To facilitate the use of the method in practice, we provide the R function that automatically generates the three skeletons to be used with the BMA. To obtain the optimal skeletons, users only need to provide a set of representative dose-toxicity scenarios. Ideally, the specification of these representative dose-toxicity scenarios should be consulted with physicians, and cover various cases in terms of the true location of the MTD and the shape of the dose-toxicity curve. We are in the process of incorporating the proposed method into the existing BMA-CRM software. As the existing BMA-CRM software already has a module for generating the operating characteristics, which requires the user to enter the representative dose-toxicity scenarios. The proposed method will not bring extra burden to the users and can be seamlessly incorporated into the existing software.

Appendix Proof of Theorem 3

Proof

Because of the property of transitivity of equivalency between skeletons (i.e., Theorem 2), we only need to show that the skeletons are equivalent for v = v₁ and v = v₁ + 1.

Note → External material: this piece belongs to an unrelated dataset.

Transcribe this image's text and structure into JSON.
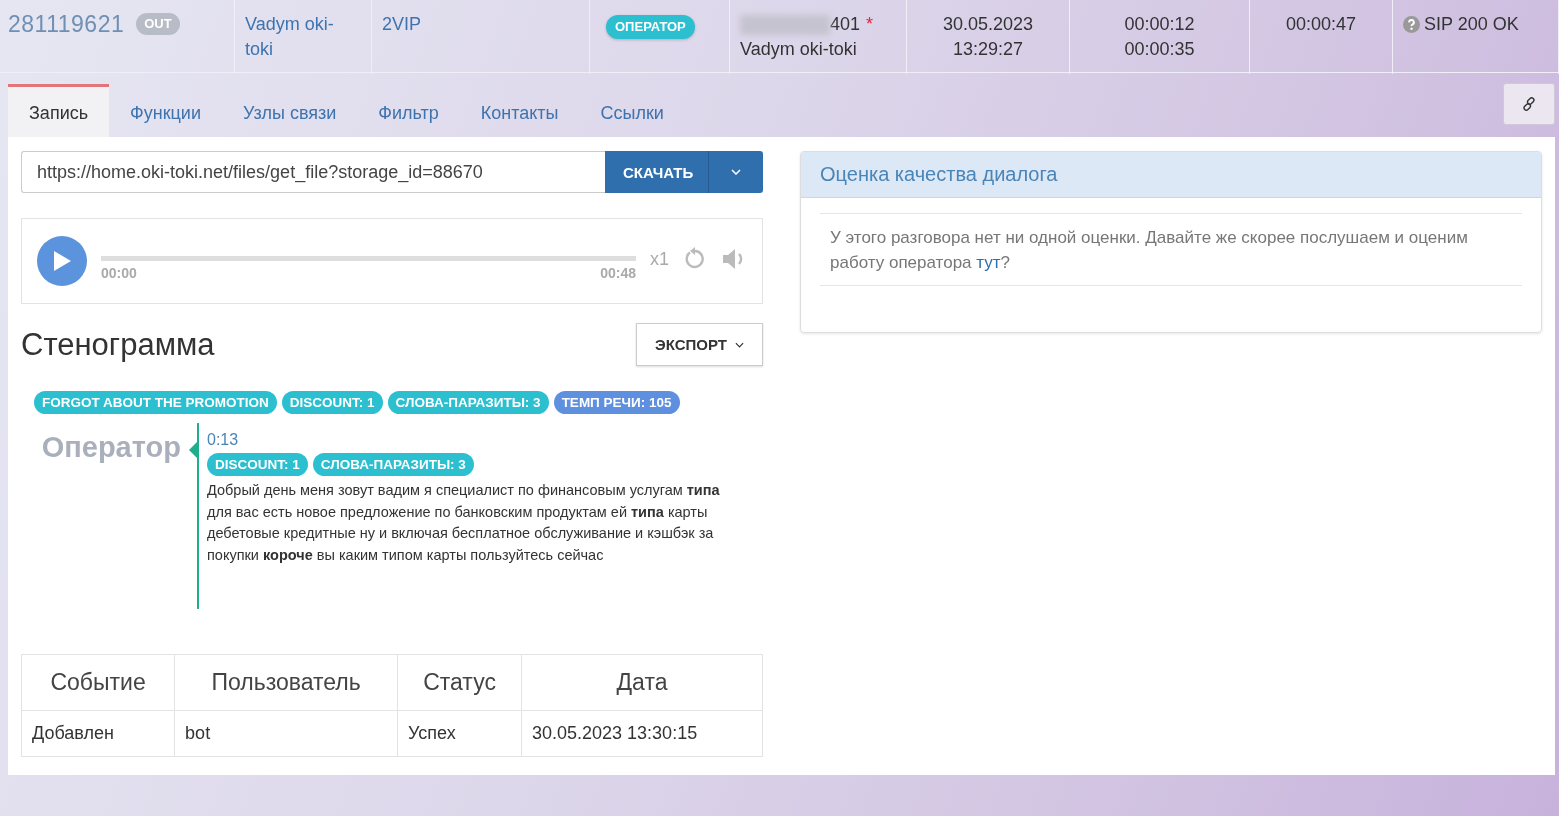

According to the algorithm by Lee & Cheung (2009) in their paper,

For v = v₁,

$$\begin{array}{l}{p}_{i+1}=exp(\frac{log(\varphi +\delta )\text{log}(p_i)}{log(\varphi -\delta )}),i=v_1,\cdots ,J-1\\ p_{v1}=\varphi \\ p_{i-1}=exp(\frac{log(\varphi -\delta )\text{log}(p_i)}{log(\varphi +\delta )}),i=2,\cdots ,v_1\end{array}$$

For v = v₁ + 1:

$$\begin{array}{l}{p}_{i+1}^{\ast }=exp(\frac{log(\varphi +\delta )\text{log}(p_i^{\ast })}{log(\varphi -\delta )}),i=v_1+1,\cdots ,J-1\\ p_{v_1+1}^{\ast }=\varphi \\ p_{i-1}^{\ast }=exp(\frac{log(\varphi -\delta )\text{log}(p_i^{\ast })}{log(\varphi +\delta )}),i=2,\cdots ,v_1+1\end{array}$$

Given any s, if s ∈ [v₁, ⋯, k−1], we have

$$\begin{array}{l}\frac{log(p_{s+1})}{log(p_{s+1}^{\ast })}=\frac{\frac{log(\varphi +\delta )\text{log}(p_s)}{log(\varphi -\delta )}}{\frac{log(\varphi +\delta )\text{log}(p_s^{\ast })}{log(\varphi -\delta )}}\\ =\frac{log(p_s)}{log(p_s^{\ast })}\\ =\frac{log(p_s)}{log(p_s-1)}\\ =\frac{log(p_s)}{\frac{log(\varphi -\delta )\text{log}(p_s)}{log(\varphi +\delta )}}=\frac{log(\varphi +\delta )}{log(\varphi -\delta )}\end{array}$$

Similarly, if s ∈ [2, v₁], we have

$$\begin{array}{l}\frac{log(p_{s-1})}{log(p_{s-1}^{\ast })}=\frac{\frac{log(\varphi -\delta )\text{log}(p_s)}{log(\varphi +\delta )}}{\frac{log(\varphi -\delta )\text{log}(p_s^{\ast })}{log(\varphi +\delta )}}\\ =\frac{log(p_s)}{log(p_s^{\ast })}\\ =\frac{log(\varphi +\delta )}{log(\varphi -\delta )}\end{array}$$

Thus, for any two skeletons generated by the method of Lee & Cheung, we prove that the ratio of logarithm of the two skeleton is constant. That is, the two skeletons are equivalent based on the Definition 1 proposed in subsection 2.3, irrespective of prior guess of the MTD location.